Electric Utility.png When I want some electricity, it might be to watch television or to run the washing machine or to recharge my phone.  I can make it come out into a three-pronged plug, a USB connector, or a DC adapter.

Similarly I can take a coax cable coming out of my wall and get a phone signal, a TV program, or access to the internet depending on which device I connect to it.  The gas line to my house might warm the room, light the fireplace, or heat the water.


Water Utility.png

When I want some water, I can make it come out of a faucet quickly to fill up a sink or bucket.  I can make it come out in a stream to wash my car or in a spray to take a shower.  I can even make it come out in a drip to feed my humidifier or refrigerator's ice maker.

All this "stuff" (electricity, gas, water, cable signal) is always there waiting to be used.  I don't have to call up for it to be delivered.  I also don't have to specify to the supplier how I want to use it.  I just have to tap into it.

So how does this relate to social business and working out loud?

Well, for many years the people who study knowledge management as a discipline have talked about whether the "push strategy" or "pull strategy" is better for enabling the flow of knowledge.  The Wikipedia entry for Knowledge Management says:

One strategy to KM involves actively managing knowledge (push strategy). In such an instance, individuals strive to explicitly encode their knowledge into a shared knowledge repository, such as a database, as well as retrieving knowledge they need that other individuals have provided to the repository. This is commonly known as the Codification approach to KM.

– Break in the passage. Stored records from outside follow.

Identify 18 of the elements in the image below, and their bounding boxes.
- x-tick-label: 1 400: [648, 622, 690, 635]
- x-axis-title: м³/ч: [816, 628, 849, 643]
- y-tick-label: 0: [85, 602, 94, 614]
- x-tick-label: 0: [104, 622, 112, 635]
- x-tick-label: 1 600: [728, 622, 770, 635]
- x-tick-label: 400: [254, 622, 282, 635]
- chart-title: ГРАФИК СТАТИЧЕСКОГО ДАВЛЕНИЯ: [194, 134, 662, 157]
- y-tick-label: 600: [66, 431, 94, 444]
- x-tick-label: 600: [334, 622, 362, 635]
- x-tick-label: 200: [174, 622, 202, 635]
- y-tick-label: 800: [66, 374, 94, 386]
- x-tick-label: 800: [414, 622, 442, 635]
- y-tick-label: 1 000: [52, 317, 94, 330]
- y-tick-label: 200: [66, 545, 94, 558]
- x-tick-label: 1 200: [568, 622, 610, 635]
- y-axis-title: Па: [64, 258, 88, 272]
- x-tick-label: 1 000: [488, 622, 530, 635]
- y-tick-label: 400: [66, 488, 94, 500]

Another strategy to KM involves individuals making knowledge requests of experts associated with a particular subject on an ad hoc basis (pull strategy).  In such an instance, expert individual(s) can provide their insights to the particular person or people needing this.  This is commonly known as the Personalisation approach to KM.

According to this push/pull model, the only two choices available are to either ask knowledge producers to "explicitly encode" it, or to expect those who need knowledge to make requests to get it.  Both of these methods assume that knowledge transfer requires someone (a producer) to deliberately bundle up that specific knowledge for another person (a consumer) to use.  The only question in this model is whether it is bundled in advance or upon request.

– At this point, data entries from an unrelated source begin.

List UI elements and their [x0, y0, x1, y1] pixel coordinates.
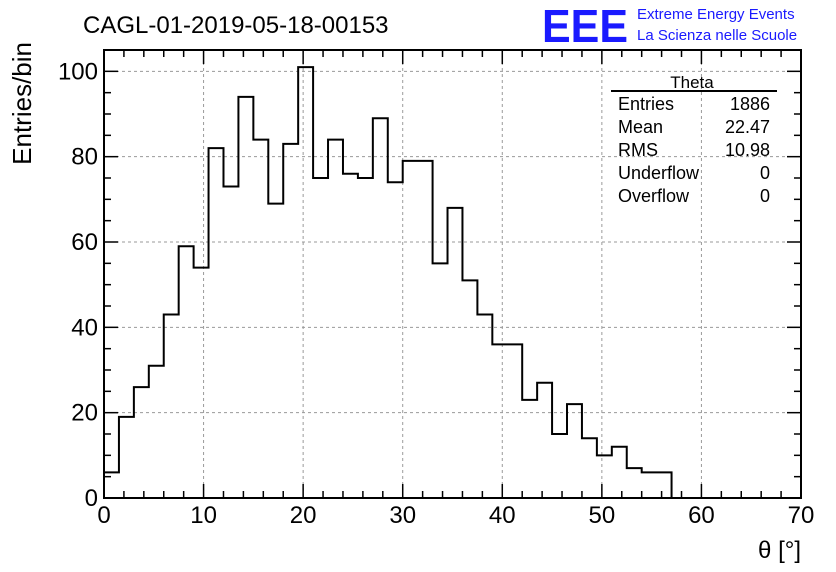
- x-tick-label: 40: [489, 502, 516, 529]
- x-tick-label: 70: [788, 502, 815, 529]
- stats-row-value: 22.47: [725, 117, 770, 137]
- x-tick-label: 60: [688, 502, 715, 529]
- y-tick-label: 80: [71, 144, 98, 171]
- x-tick-label: 20: [290, 502, 317, 529]
- logo-mark: EEE: [542, 0, 628, 52]
- x-tick-labels: 0 10 20 30 40 50 60 70: [97, 502, 814, 529]
- stats-row-value: 10.98: [725, 140, 770, 160]
- grid: [104, 50, 801, 498]
- x-tick-label: 50: [589, 502, 616, 529]
- histogram-outline: [103, 66, 687, 499]
- stats-title: Theta: [670, 73, 714, 92]
- plot-frame: [103, 49, 802, 499]
- y-tick-labels: 0 20 40 60 80 100: [58, 58, 98, 512]
- stats-row-label: Mean: [618, 117, 663, 137]
- stats-row-label: RMS: [618, 140, 658, 160]
- stats-row-label: Entries: [618, 94, 674, 114]
- y-tick-label: 40: [71, 314, 98, 341]
- stats-row-value: 0: [760, 186, 770, 206]
- x-tick-label: 0: [97, 502, 110, 529]
- logo-line2: La Scienza nelle Scuole: [637, 27, 797, 44]
- y-tick-label: 0: [85, 485, 98, 512]
- eee-logo: EEE Extreme Energy Events La Scienza nel…: [542, 0, 797, 52]
- stats-row-value: 0: [760, 163, 770, 183]
- chart-title: CAGL-01-2019-05-18-00153: [83, 12, 389, 39]
- stats-row-label: Underflow: [618, 163, 700, 183]
- y-tick-label: 60: [71, 229, 98, 256]
- y-tick-label: 100: [58, 58, 98, 85]
- x-axis-label: θ [°]: [758, 537, 801, 564]
- x-tick-label: 10: [190, 502, 217, 529]
- logo-line1: Extreme Energy Events: [637, 6, 795, 23]
- axis-ticks: [103, 49, 802, 499]
- y-axis-label: Entries/bin: [7, 42, 37, 165]
- stats-box: Theta Entries 1886 Mean 22.47 RMS 10.98 Underf…: [611, 73, 777, 206]
- stats-row-label: Overflow: [618, 186, 690, 206]
- stats-row-value: 1886: [730, 94, 770, 114]
- x-tick-label: 30: [389, 502, 416, 529]
- y-tick-label: 20: [71, 400, 98, 427]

But there is a third way that is neither push nor pull.  Imagine everyone in your company is working out loud in your Jive platform.  And by "working out loud," I don't just mean collaborating, but collaborating in the most open way possible -- doing their work in such a way that large numbers of people can see it who might otherwise not be aware of that work. 

Now suddenly because your organization's knowledge is visible to anyone who wants it, it is neither packaged nor requested; it just gets created as a byproduct of the work being done.  It's not "shipped" like a product; it just exists as a utility.  Your social platform becomes a big knowledge generator that you as a knowledge consumer can plug into.  All that knowledge is out there "in the wall," and you decide by who or what you follow, by notifications, or by custom activity streams what kind of knowledge you want to see and how you want it delivered.  You design the plugs and filters to meter out that knowledge in the ways and at the volume you prefer.  Nothing gets pushed to you and you don't have to pull it out of anyone.

So try getting your organization working out loud and discover how much knowledge you have on tap!